Rev. Michele Owes: It's unconditional that no matter what we've done, no matter where we've been, no matter what we thought, whether we want him to drive or not, he still loves us. And to know that He's there. And His arms are outstretched still, just waiting for us to acknowledge that He is God and has a beautiful plan.



[00:18:00] Rev. Michele Owes: And it's better than anything that we could have come up with for ourselves. It's better than anything that we could have imagined, or any plan that we have will fail compared to his. Giving up the driver's seat. I rather like being a passenger, you know, and in my married life, my husband drove all the time.

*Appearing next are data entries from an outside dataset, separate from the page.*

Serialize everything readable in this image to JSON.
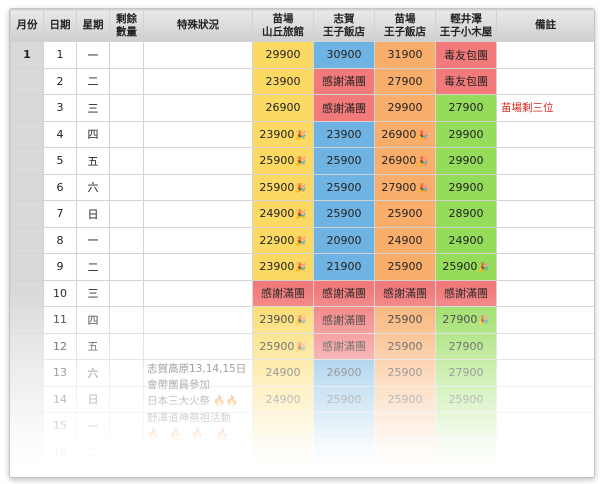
{
  "headers": {
    "month": "月份",
    "date": "日期",
    "weekday": "星期",
    "remaining_l1": "剩餘",
    "remaining_l2": "數量",
    "special": "特殊狀況",
    "h1_l1": "苗場",
    "h1_l2": "山丘旅館",
    "h2_l1": "志賀",
    "h2_l2": "王子飯店",
    "h3_l1": "苗場",
    "h3_l2": "王子飯店",
    "h4_l1": "輕井澤",
    "h4_l2": "王子小木屋",
    "notes": "備註"
  },
  "month_value": "1",
  "rows": [
    {
      "date": "1",
      "wd": "一",
      "c1": "29900",
      "c2": "30900",
      "c3": "31900",
      "c4": "毒友包團",
      "note": ""
    },
    {
      "date": "2",
      "wd": "二",
      "c1": "23900",
      "c2": "感謝滿團",
      "c3": "27900",
      "c4": "毒友包團",
      "note": ""
    },
    {
      "date": "3",
      "wd": "三",
      "c1": "26900",
      "c2": "感謝滿團",
      "c3": "29900",
      "c4": "27900",
      "note": "苗場剩三位"
    },
    {
      "date": "4",
      "wd": "四",
      "c1": "23900",
      "c2": "23900",
      "c3": "26900",
      "c4": "29900",
      "note": ""
    },
    {
      "date": "5",
      "wd": "五",
      "c1": "25900",
      "c2": "25900",
      "c3": "26900",
      "c4": "29900",
      "note": ""
    },
    {
      "date": "6",
      "wd": "六",
      "c1": "25900",
      "c2": "25900",
      "c3": "27900",
      "c4": "29900",
      "note": ""
    },
    {
      "date": "7",
      "wd": "日",
      "c1": "24900",
      "c2": "25900",
      "c3": "25900",
      "c4": "28900",
      "note": ""
    },
    {
      "date": "8",
      "wd": "一",
      "c1": "22900",
      "c2": "20900",
      "c3": "24900",
      "c4": "24900",
      "note": ""
    },
    {
      "date": "9",
      "wd": "二",
      "c1": "23900",
      "c2": "21900",
      "c3": "25900",
      "c4": "25900",
      "note": ""
    },
    {
      "date": "10",
      "wd": "三",
      "c1": "感謝滿團",
      "c2": "感謝滿團",
      "c3": "感謝滿團",
      "c4": "感謝滿團",
      "note": ""
    },
    {
      "date": "11",
      "wd": "四",
      "c1": "23900",
      "c2": "感謝滿團",
      "c3": "25900",
      "c4": "27900",
      "note": ""
    },
    {
      "date": "12",
      "wd": "五",
      "c1": "25900",
      "c2": "感謝滿團",
      "c3": "25900",
      "c4": "27900",
      "note": ""
    },
    {
      "date": "13",
      "wd": "六",
      "c1": "24900",
      "c2": "26900",
      "c3": "25900",
      "c4": "27900",
      "note": ""
    },
    {
      "date": "14",
      "wd": "日",
      "c1": "24900",
      "c2": "25900",
      "c3": "25900",
      "c4": "25900",
      "note": ""
    },
    {
      "date": "15",
      "wd": "一",
      "c1": "",
      "c2": "",
      "c3": "",
      "c4": "",
      "note": ""
    },
    {
      "date": "16",
      "wd": "二",
      "c1": "",
      "c2": "",
      "c3": "",
      "c4": "",
      "note": ""
    }
  ],
  "special_note": {
    "line1": "志賀高原13,14,15日",
    "line2": "會帶團員參加",
    "line3": "日本三大火祭",
    "line4": "野澤道神祭祖活動"
  },
  "icons": {
    "confetti": "party-popper-icon",
    "flame": "flame-icon"
  },
  "colors": {
    "yellow": "#fbd962",
    "blue": "#6fb3e2",
    "orange": "#f9ad6b",
    "green": "#95dc5b",
    "red": "#f27a7a",
    "note_red": "#d8231a"
  }
}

Rev. Michele Owes: Matter of fact, he just looked uncomfortable in the passenger seat. And it wasn't because I was a bad driver either. But being a passenger could be quite nice. You sit there, take the ride, and see where God will lead you. We want you to know that that relationship with God through his son, Jesus Christ, is the most important relationship that you will ever have.



Rev. Michele Owes: All other relationships can develop correctly from that relationship. Amen. In our next session, we will talk about the Woman at [00:19:00] the Well and all the relationships she had before she met Jesus. That will tell us how our decision-making is when we're driving the car, and we're not letting the Lord drive because it can lead nowhere.



Rev. Michele Owes: But we said in our very first podcast that our sole goal was to bring souls to Christ Jesus. And to deepen and establish a relationship with him. We're staying in line with that because that's our only goal: that we might know Jesus and have a close and personal relationship with him.



Rev. Michele Owes: Once we establish that, all other things can and will improve.



Rev. Diana P. Cherry: Yes. So true. So true.



Rev. Michele Owes: All right. So we're going to come back for our next session. But in the meantime, have a fantastic day. Thank you so much for being with us. We are honored that you chose to listen to this podcast and allow us to speak into your little lives for a few moments in a day. [00:20:00] God bless you.



Rev. Michele Owes: We love you, and we'll be back.



Rev. Diana P. Cherry: I want to encourage you to listen to the podcast more than once. We are giving you so much information, and a lot of it you don't believe, really. So, listen back to it. Hear our hearts and decide for yourself that you need to change.



Rev. Michele Owes: Amen. Amen. Love you. Bye.